I don’t drink much. By this, I mean that I have a beer or two about every night, although some nights I don’t. I mean that when I meet up with friends on weekends, I have three or four beers. I mean that I don’t crave alcohol in that way that alcoholics I know talk about craving it, but I also mean that I wake up most Saturday or Sunday mornings feeling kind of bleary, kind of headachy, and never before ten.

I’m doing this because I am over thirty, and some part of me tells me that I don’t want to spend too many more years waking up bleary on Saturday mornings. What’s normal at 25 is iffy at 45, says this voice. And iffy or no, do you want it for yourself? I’m doing this because I really like the way I feel those mornings I wake up not having consumed alcohol the night before, and I want more of that (this sensation, I imagine, leading to the more-yoga thing which, through its very zen righteousness, will somehow lead to the exotic fruits and the long walks). I also realized anew—that very night I talked about it with my friend as I half-absently peeled back a beer-label with my thumb—this: I don’t feel comfortable at a party without a drink in my hand. I’ve never tried any kind of intentional abstinence from alcohol, which probably also means that I haven’t had a sober two-week period in years, let alone a sober month.

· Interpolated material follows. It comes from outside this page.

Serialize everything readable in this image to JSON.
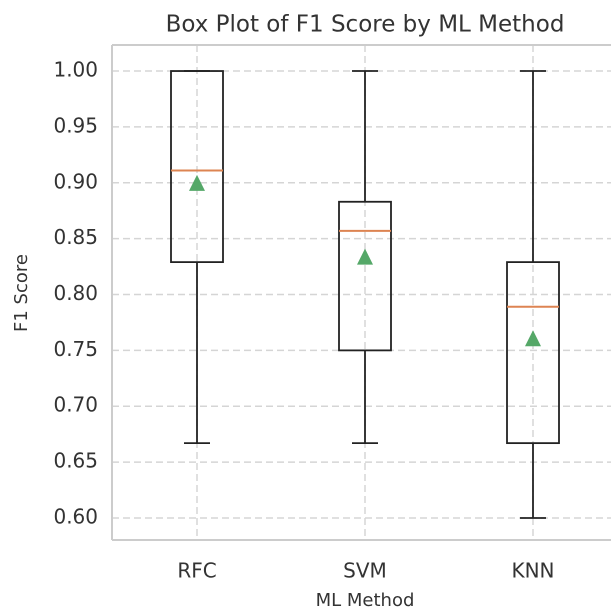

This is what finally did it: not the positive incentives of yoga and Walden, but the negative: fear. The realization of a lack of control.

By the hectic end of the last week in January, I wasn’t sure that the February would really amount to much more than the first of these ideals I listed before, about the walks and the fruit and such. I would just not be drinking alcohol; that’s it. I was—am—so overscheduled and broke that life would still be a lot less tree-pose than bed-crash—but said crashing would not take place after drinking a Pabst.

Here at the end of Day One, I’m already feeling more optimistic than that. I have a measure of energy and clarity tonight, and at least part of that is because I didn’t drink a beer after dinner (I’m a lightweight), and I’m looking forward to feeling this way every night for awhile. Some nights I know I’ll just feel stressed. But I want to reconsider how I cope with that stress.

I’ll let you know how it goes—and I swear I won’t be preachy or whiny about it. See ya. Time for some Rooibos.

2 thoughts on “Working and Drinking and Not Working and Not Drinking”

  1. Maybe you’re allowed a wee shot in your coffee at the end of a long java-slinging day?

    And I have a friend who made the same resolution. I think you guys picked February so you could say you did it for a month, but it’s three days shorter than any other, so it almost doesn’t count?